Since then, the Civil Rights Act has become as fundamental to our national identity as any of our founding documents, deeply rooted in the fabric of a nation that strives to be “more perfect” and to move ever forward.

In a deeply-divided America, where faith in government has ebbed, and affirmative action is under siege, it’s worth reflecting on the fruition of the Civil Rights Act as a snapshot of our country at its best …
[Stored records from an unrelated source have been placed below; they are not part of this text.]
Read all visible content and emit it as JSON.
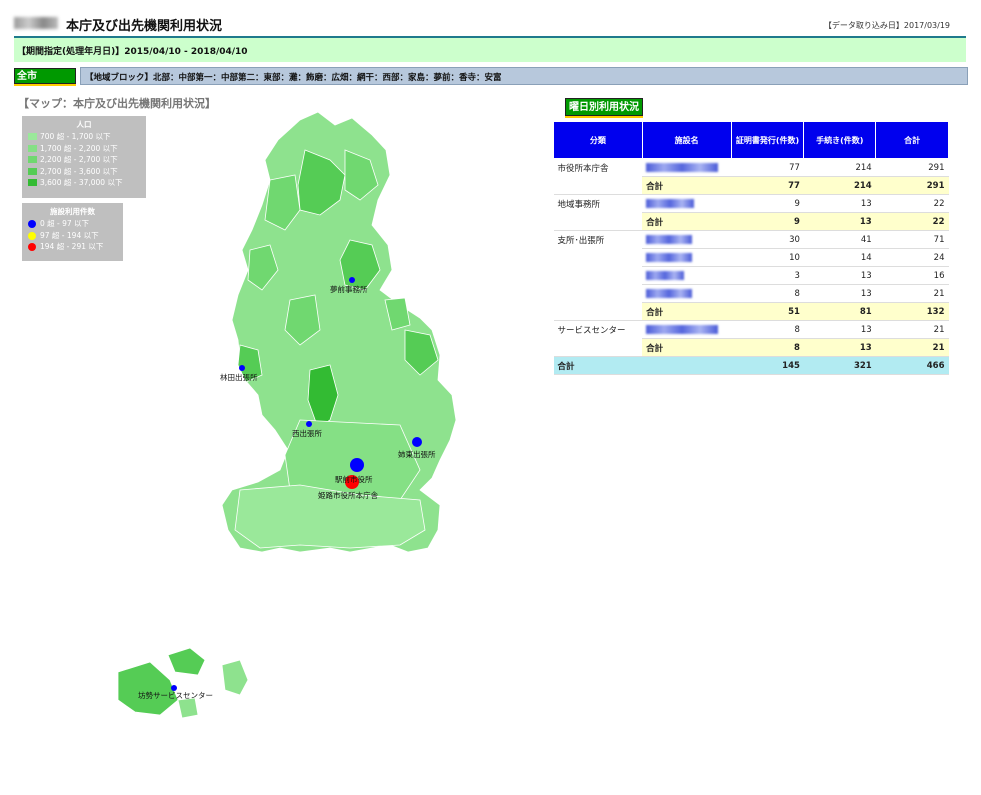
{
  "header": {
    "title": "本庁及び出先機関利用状況",
    "import_date": "【データ取り込み日】2017/03/19"
  },
  "period": {
    "text": "【期間指定(処理年月日)】2015/04/10 - 2018/04/10"
  },
  "whole_city_button": "全市",
  "region_block": {
    "text": "【地域ブロック】北部：中部第一：中部第二：東部：灘：飾磨：広畑：網干：西部：家島：夢前：香寺：安富"
  },
  "map": {
    "title": "【マップ：本庁及び出先機関利用状況】",
    "population_legend": {
      "title": "人口",
      "items": [
        {
          "label": "700 超 - 1,700 以下",
          "color": "#9ae89a"
        },
        {
          "label": "1,700 超 - 2,200 以下",
          "color": "#85e085"
        },
        {
          "label": "2,200 超 - 2,700 以下",
          "color": "#70d870"
        },
        {
          "label": "2,700 超 - 3,600 以下",
          "color": "#55cc55"
        },
        {
          "label": "3,600 超 - 37,000 以下",
          "color": "#33bb33"
        }
      ]
    },
    "facility_legend": {
      "title": "施設利用件数",
      "items": [
        {
          "label": "0 超 - 97 以下",
          "color": "#0000ff"
        },
        {
          "label": "97 超 - 194 以下",
          "color": "#ffff00"
        },
        {
          "label": "194 超 - 291 以下",
          "color": "#ff0000"
        }
      ]
    },
    "labels": {
      "yumesaki": "夢前事務所",
      "hayashida": "林田出張所",
      "nishi": "西出張所",
      "shikito": "姉東出張所",
      "ekimae": "駅前市役所",
      "honcho": "姫路市役所本庁舎",
      "ieshima": "坊勢サービスセンター"
    }
  },
  "weekday_button": "曜日別利用状況",
  "table": {
    "headers": [
      "分類",
      "施設名",
      "証明書発行(件数)",
      "手続き(件数)",
      "合計"
    ],
    "groups": [
      {
        "category": "市役所本庁舎",
        "rows": [
          {
            "a": "77",
            "b": "214",
            "c": "291"
          }
        ],
        "subtotal_label": "合計",
        "subtotal": {
          "a": "77",
          "b": "214",
          "c": "291"
        }
      },
      {
        "category": "地域事務所",
        "rows": [
          {
            "a": "9",
            "b": "13",
            "c": "22"
          }
        ],
        "subtotal_label": "合計",
        "subtotal": {
          "a": "9",
          "b": "13",
          "c": "22"
        }
      },
      {
        "category": "支所･出張所",
        "rows": [
          {
            "a": "30",
            "b": "41",
            "c": "71"
          },
          {
            "a": "10",
            "b": "14",
            "c": "24"
          },
          {
            "a": "3",
            "b": "13",
            "c": "16"
          },
          {
            "a": "8",
            "b": "13",
            "c": "21"
          }
        ],
        "subtotal_label": "合計",
        "subtotal": {
          "a": "51",
          "b": "81",
          "c": "132"
        }
      },
      {
        "category": "サービスセンター",
        "rows": [
          {
            "a": "8",
            "b": "13",
            "c": "21"
          }
        ],
        "subtotal_label": "合計",
        "subtotal": {
          "a": "8",
          "b": "13",
          "c": "21"
        }
      }
    ],
    "grand_total": {
      "label": "合計",
      "a": "145",
      "b": "321",
      "c": "466"
    }
  }
}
A time when Martin Luther King and an army of non-violent warriors put their bodies on the line to expose the worst of bigotry and racial tyranny …

Source : CBS NEWS

When a bipartisan Congress – Democrats and Republicans alike – joined together to overcome a bloc of obstructionist Southern Democrats who staged the longest filibuster in Senate history, and force passage of the bill …

And when a President put the weight of his office behind racial justice, dismissing adverse political consequences by responding, “What the hell’s the presidency for?”